Area Under the ROC Curve:¶
The area under the ROC curve $(AUC)$ is a single-number summary that quantifies the model’s performance in discriminating the positive from the negative class. It typically falls between 0 and 1. The larger the value, the better an indication of the models’ performance. A value of 0.5 does not serve any better than making a random guess.
GridSearch (Hyperparameters)¶
GridSearch is an Exhaustive search over specified hyperparameter values for a model.
Consider a Support Vector Classifier SVC).
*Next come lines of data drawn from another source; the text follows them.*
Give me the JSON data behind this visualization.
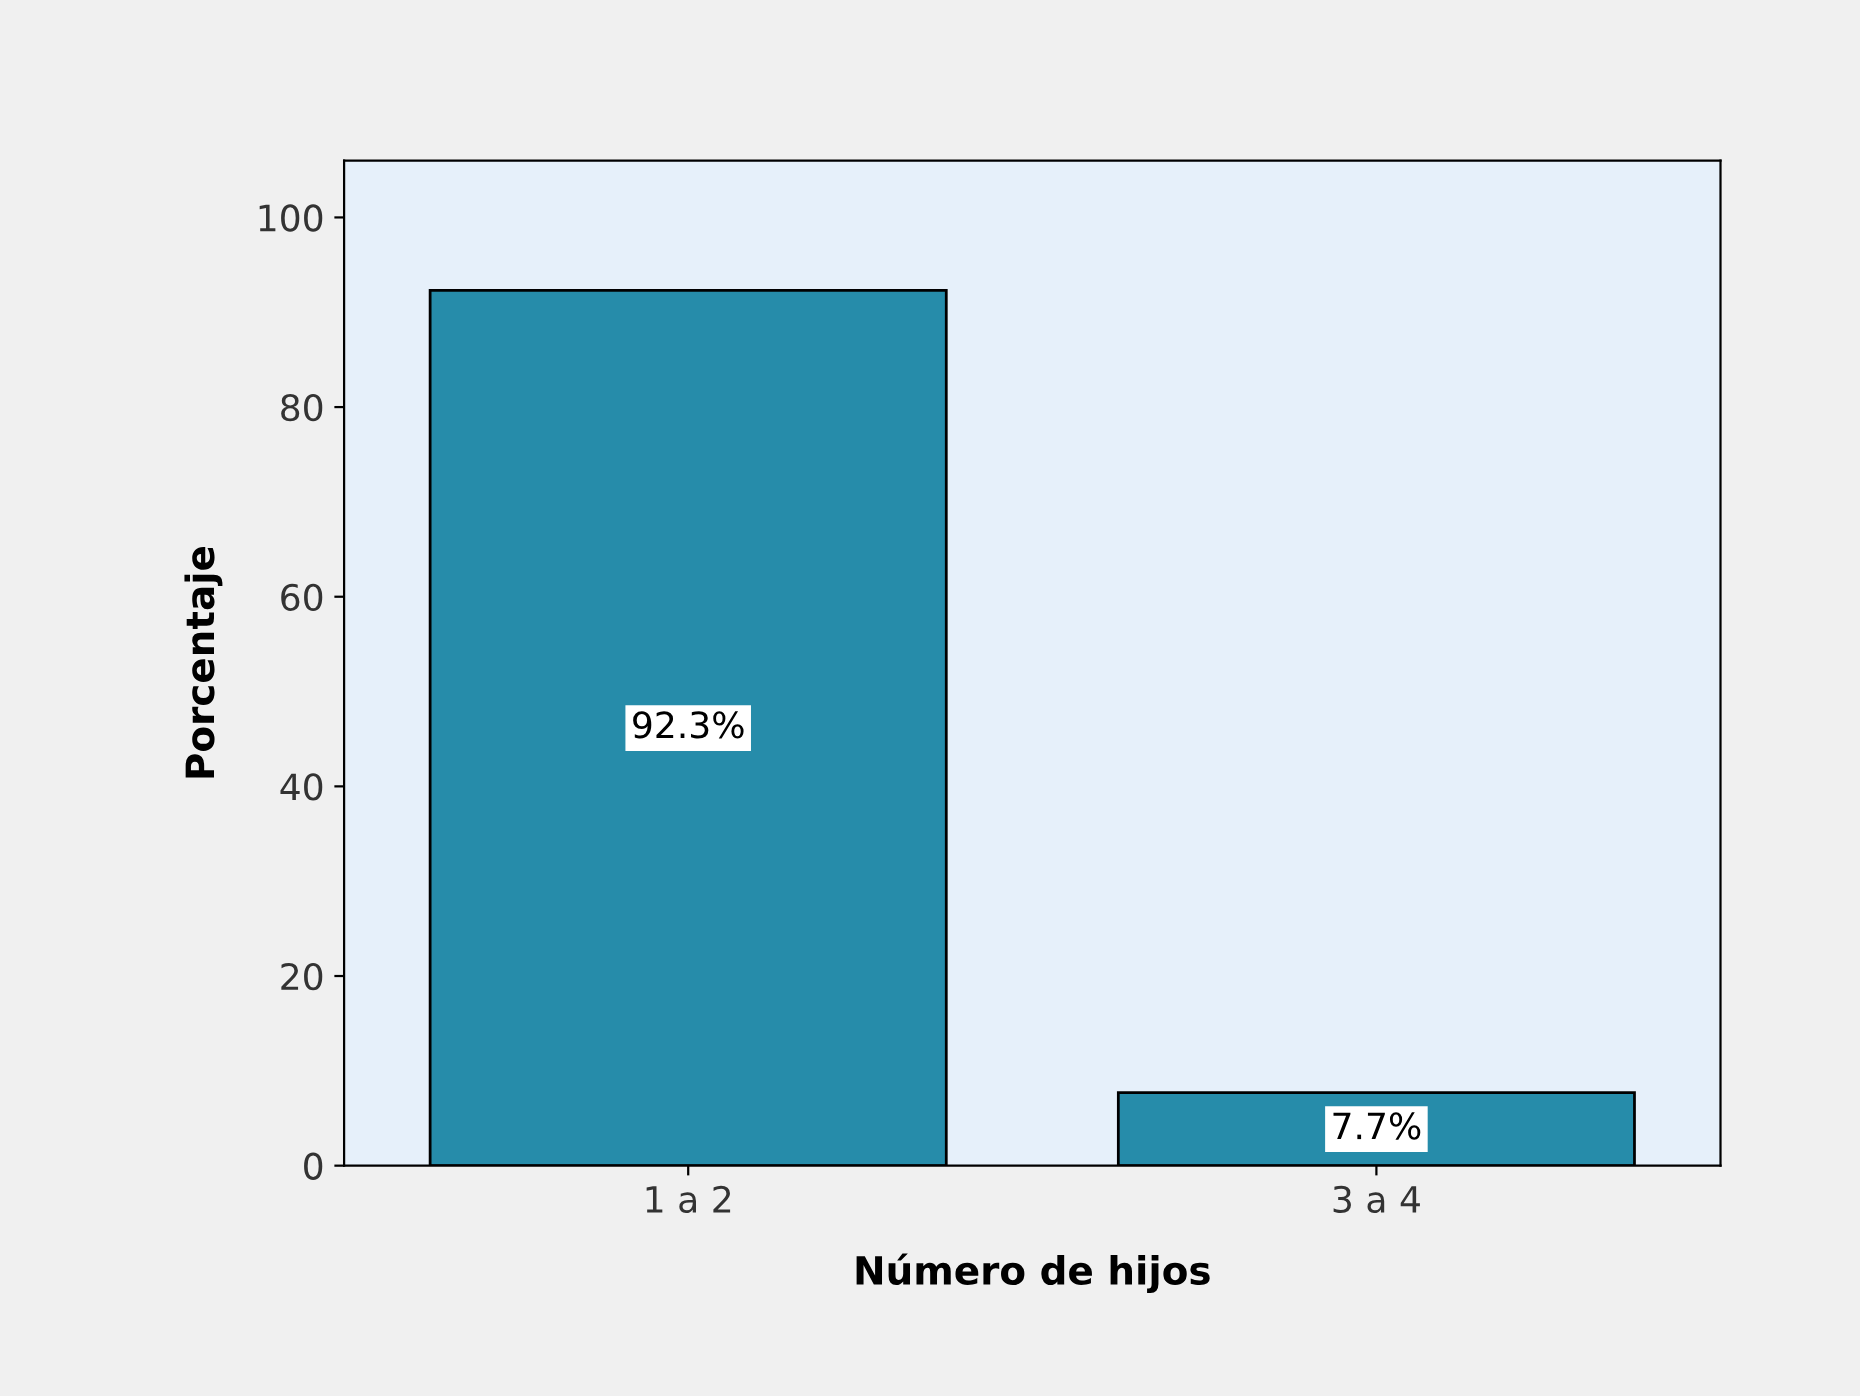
{
  "chart_data": {
    "type": "bar",
    "xlabel": "Número de hijos",
    "ylabel": "Porcentaje",
    "categories": [
      "1 a 2",
      "3 a 4"
    ],
    "values": [
      92.3,
      7.7
    ],
    "color": "#268caa",
    "value_labels": [
      "92.3%",
      "7.7%"
    ],
    "ylim": [
      0,
      106
    ],
    "yticks": [
      0,
      20,
      40,
      60,
      80,
      100
    ],
    "grid": false
  }
}
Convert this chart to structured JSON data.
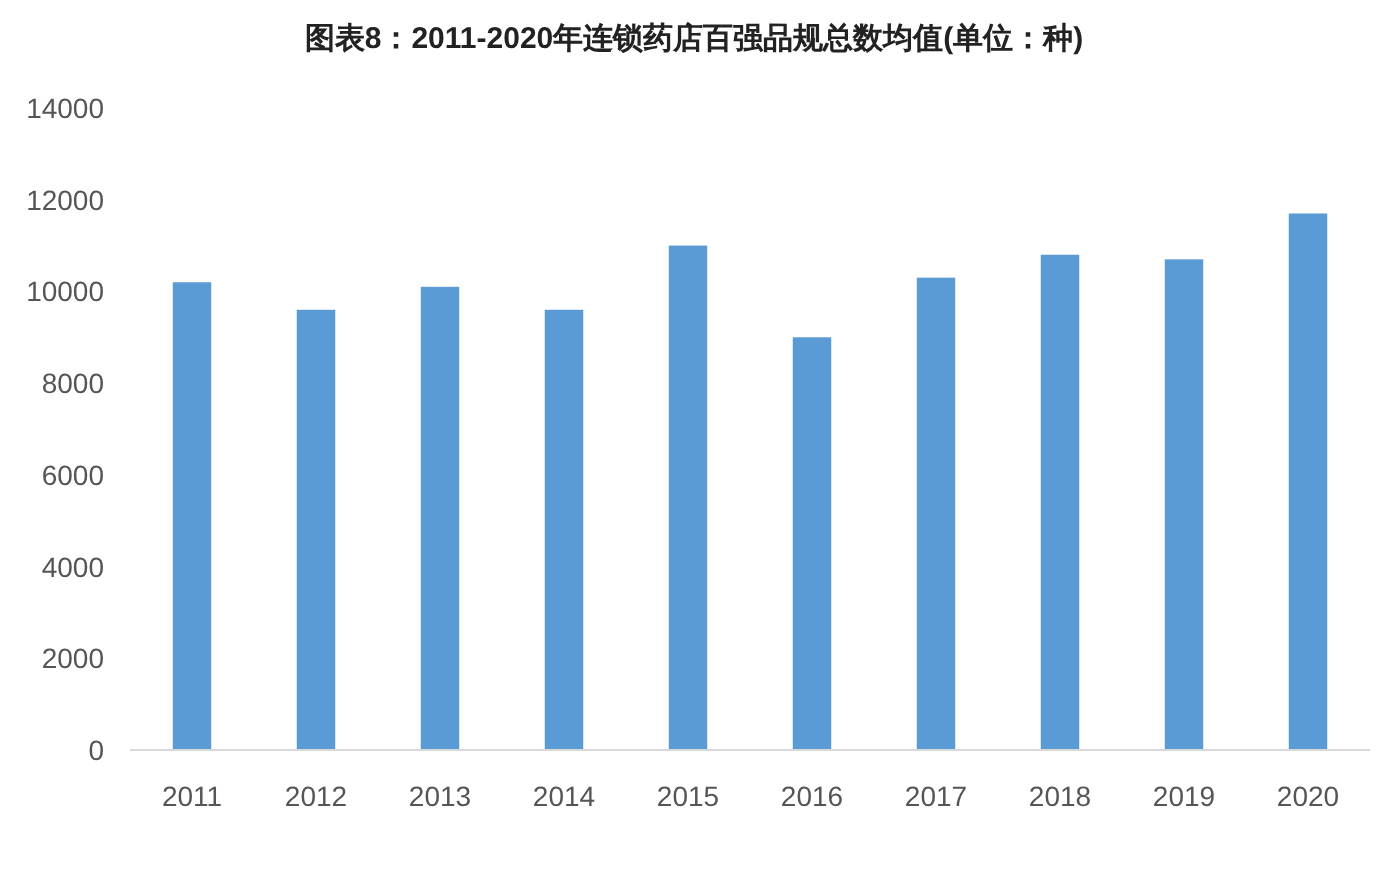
{
  "chart_data": {
    "type": "bar",
    "title": "图表8：2011-2020年连锁药店百强品规总数均值(单位：种)",
    "categories": [
      "2011",
      "2012",
      "2013",
      "2014",
      "2015",
      "2016",
      "2017",
      "2018",
      "2019",
      "2020"
    ],
    "values": [
      10200,
      9600,
      10100,
      9600,
      11000,
      9000,
      10300,
      10800,
      10700,
      11700
    ],
    "color": "#5b9bd5",
    "ylim": [
      0,
      14000
    ],
    "yticks": [
      0,
      2000,
      4000,
      6000,
      8000,
      10000,
      12000,
      14000
    ],
    "grid": false
  }
}
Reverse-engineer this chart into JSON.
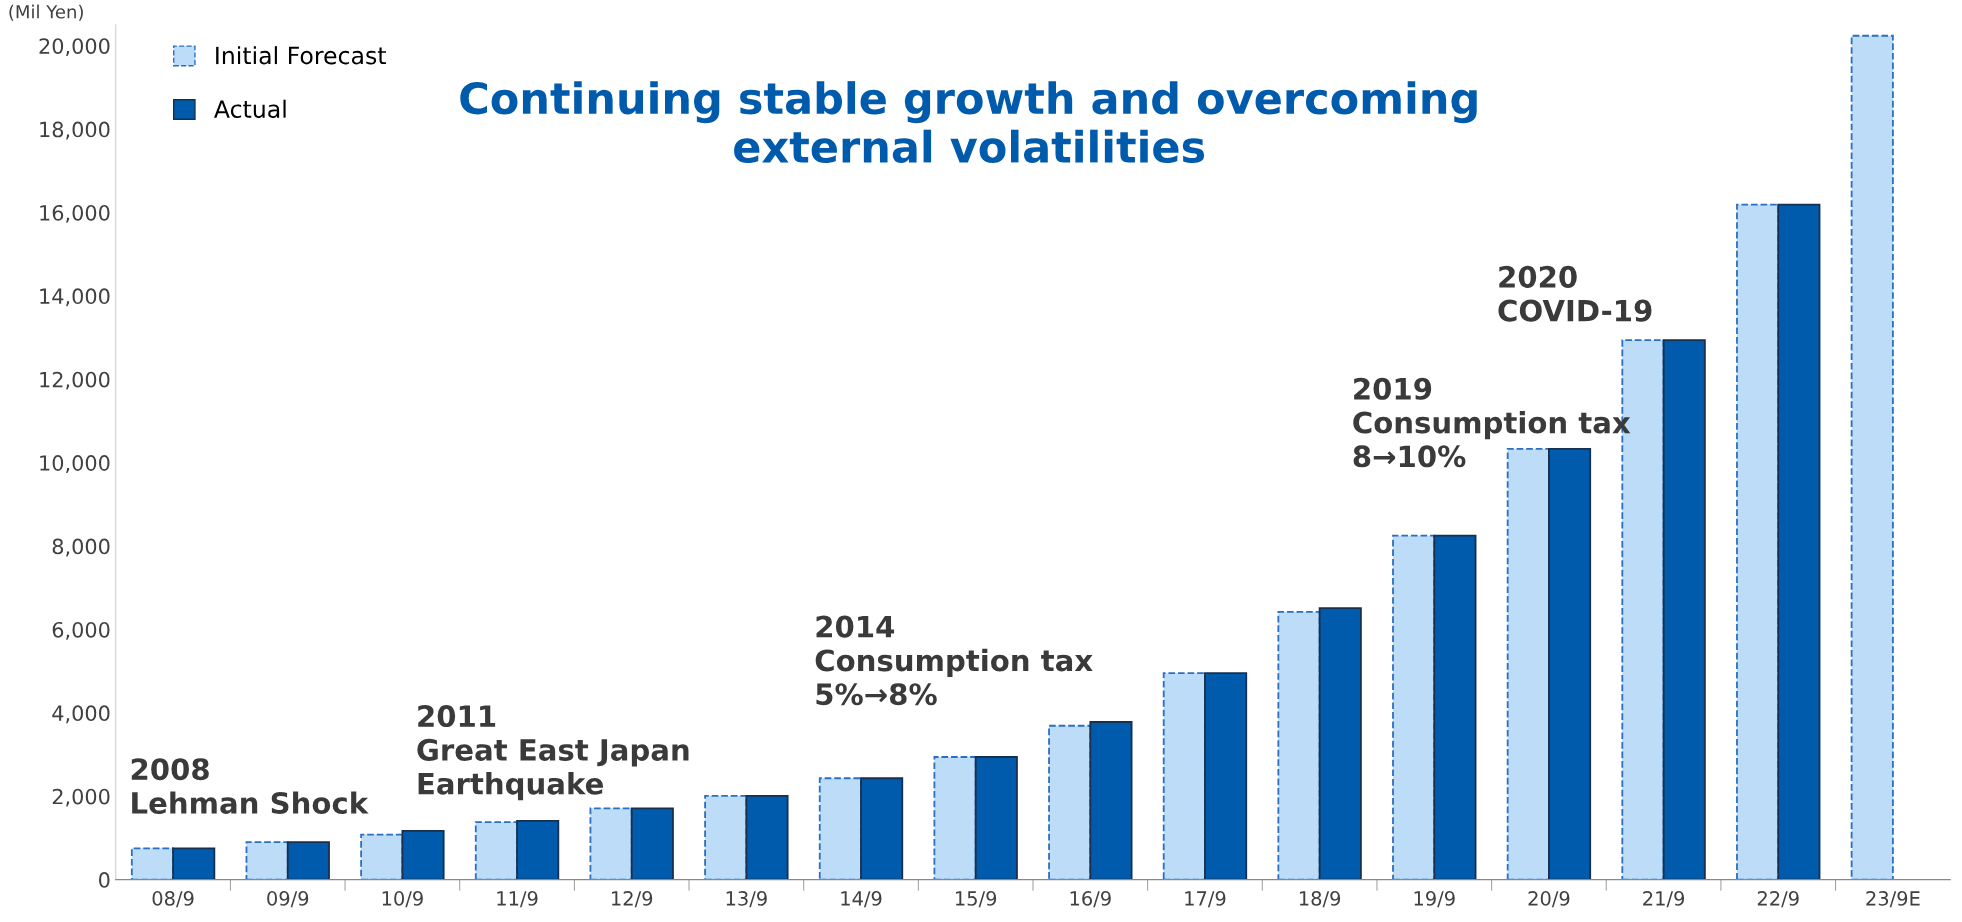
{
  "chart_data": {
    "type": "bar",
    "title": "Continuing stable growth and overcoming\nexternal volatilities",
    "ylabel": "(Mil Yen)",
    "categories": [
      "08/9",
      "09/9",
      "10/9",
      "11/9",
      "12/9",
      "13/9",
      "14/9",
      "15/9",
      "16/9",
      "17/9",
      "18/9",
      "19/9",
      "20/9",
      "21/9",
      "22/9",
      "23/9E"
    ],
    "series": [
      {
        "name": "Initial Forecast",
        "color": "#bddcf7",
        "line_style": "dashed",
        "values": [
          750,
          900,
          1080,
          1380,
          1710,
          2010,
          2430,
          2940,
          3690,
          4950,
          6420,
          8250,
          10330,
          12940,
          16190,
          20240
        ]
      },
      {
        "name": "Actual",
        "color": "#005bac",
        "line_style": "solid",
        "values": [
          750,
          900,
          1170,
          1410,
          1710,
          2010,
          2430,
          2940,
          3780,
          4950,
          6510,
          8250,
          10330,
          12940,
          16190,
          null
        ]
      }
    ],
    "ylim": [
      0,
      20500
    ],
    "yticks": [
      {
        "value": 0,
        "label": "0"
      },
      {
        "value": 2000,
        "label": "2,000"
      },
      {
        "value": 4000,
        "label": "4,000"
      },
      {
        "value": 6000,
        "label": "6,000"
      },
      {
        "value": 8000,
        "label": "8,000"
      },
      {
        "value": 10000,
        "label": "10,000"
      },
      {
        "value": 12000,
        "label": "12,000"
      },
      {
        "value": 14000,
        "label": "14,000"
      },
      {
        "value": 16000,
        "label": "16,000"
      },
      {
        "value": 18000,
        "label": "18,000"
      },
      {
        "value": 20000,
        "label": "20,000"
      }
    ],
    "grid": false,
    "legend": "top left",
    "annotations": [
      "2008\nLehman Shock",
      "2011\nGreat East Japan\nEarthquake",
      "2014\nConsumption tax\n5%→8%",
      "2019\nConsumption tax\n8→10%",
      "2020\nCOVID-19"
    ]
  }
}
Let's find the best value for 'Regularization' and whether linear or RBF kernel performs better (see arguments in docs SVC takes for more information).
from sklearn import svm, datasets
from sklearn.model_selection import GridSearchCV
iris = datasets.load_iris()
# hyperparameters possible values.
parameters = {'kernel':('linear', 'rbf'), 'C':[1, 10]}
svc = svm.SVC()
clf = GridSearchCV(svc, parameters)
clf.fit(iris.data, iris.target)
GridSearchCV(cv=None, error_score=nan, estimator=SVC(C=1.0, break_ties=False, cache_size=200, class_weight=None, coef0=0.0, decision_function_shape='ovr', degree=3, gamma='scale', kernel='rbf', max_iter=-1, probability=False, random_state=None, shrinking=True, tol=0.001, verbose=False), iid='deprecated', n_jobs=None, param_grid={'C': [1, 10], 'kernel': ('linear', 'rbf')}, pre_dispatch='2*n_jobs', refit=True, return_train_score=False, scoring=None, verbose=0)
Best Hyperparamets Found:¶
clf.best_params_
{'C': 1, 'kernel': 'linear'}
Hence, best value for regularization is 1 and linear for kernel on Iris dataset.